Earlier Tuesday, the authorities set up a sea-and-air exclusion zone around the Elgin offshore drilling platform, some 240 kilometres from the city of Aberdeen on the east coast of Scotland, in northern Britain.
More than 230 workers were evacuated from the platform Sunday. On Monday, oil company Shell moved about 120 non-essential staff from a nearby drilling platform because of the 'drifting gas.'
The coast guard in Aberdeen said an exclusion zone of about 3 kilometres had been established for vessels and aircraft in the area.
A spokesman for Total E&P UK, which operates the platform, said the source of the leak still had to be identified. The company was taking 'all possible measures' to try to find the source and to bring the leak under control.
The BBC reported that a sheen of between 2 and 23 tons of gas condensate has been visible on the water nearby.
David Hainsworth, Total's health, safety and environment manager, said there was 'no real evolution' in the rate of the gas release Tuesday, and the best hope was that the leak would stop of its own accord.
'The gas is flammable but the platform power was turned off to minimize risk of ignition, but clearly there is a risk,' he said.

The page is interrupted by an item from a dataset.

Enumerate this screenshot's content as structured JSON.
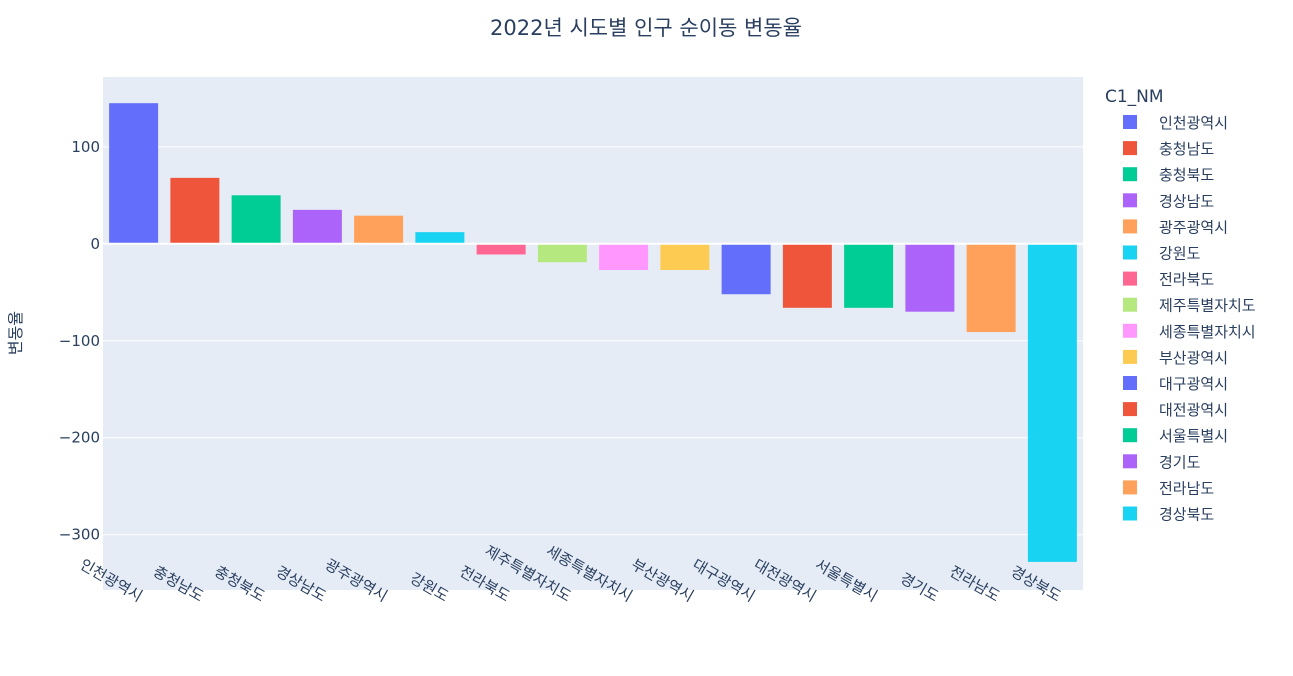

'We have taken away a series of risks but there is always a possibility, it's low but you never say never,' he added.
One of the options was to drill a relief well, which could take months and would be extremely costly, experts said. Another was to smother the gas by pumping mud into the well in a process known as 'dynamic kill.'
Jake Molloy, a trade union representative, said that standby vessels had observed the 'sea boiling' below the installation, suggesting that highly pressurized gas was coming up.

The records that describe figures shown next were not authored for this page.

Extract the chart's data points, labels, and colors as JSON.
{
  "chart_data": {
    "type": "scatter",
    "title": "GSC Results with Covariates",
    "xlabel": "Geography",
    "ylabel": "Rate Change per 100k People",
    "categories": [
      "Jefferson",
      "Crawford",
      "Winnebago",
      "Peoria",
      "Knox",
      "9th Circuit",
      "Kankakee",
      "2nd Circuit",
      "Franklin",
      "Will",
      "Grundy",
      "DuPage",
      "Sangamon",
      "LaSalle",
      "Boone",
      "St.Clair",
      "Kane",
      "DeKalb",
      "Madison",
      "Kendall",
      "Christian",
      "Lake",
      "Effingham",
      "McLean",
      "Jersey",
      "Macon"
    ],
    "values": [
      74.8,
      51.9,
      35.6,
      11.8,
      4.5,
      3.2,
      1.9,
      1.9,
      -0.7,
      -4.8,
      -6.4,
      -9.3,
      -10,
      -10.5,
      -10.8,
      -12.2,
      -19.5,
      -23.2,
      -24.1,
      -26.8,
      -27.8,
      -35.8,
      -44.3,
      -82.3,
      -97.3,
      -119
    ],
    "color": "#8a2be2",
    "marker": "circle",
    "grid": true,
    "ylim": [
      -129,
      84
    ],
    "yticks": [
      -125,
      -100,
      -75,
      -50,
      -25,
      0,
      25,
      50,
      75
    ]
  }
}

'This is an unprecedented situation and we really are in the realms of the unknown, but the urgent need is now to find a way of stopping the flow of gas,' said Molloy.
Simon Boxall, an oceanographer at Southampton University in southern England, said the leak in the 'very deep well' was focused and localized, but probably difficult to tackle.
'The big problem they have is dealing with a very combustible gas which is very flammable and quite poisonous,' he told the BBC.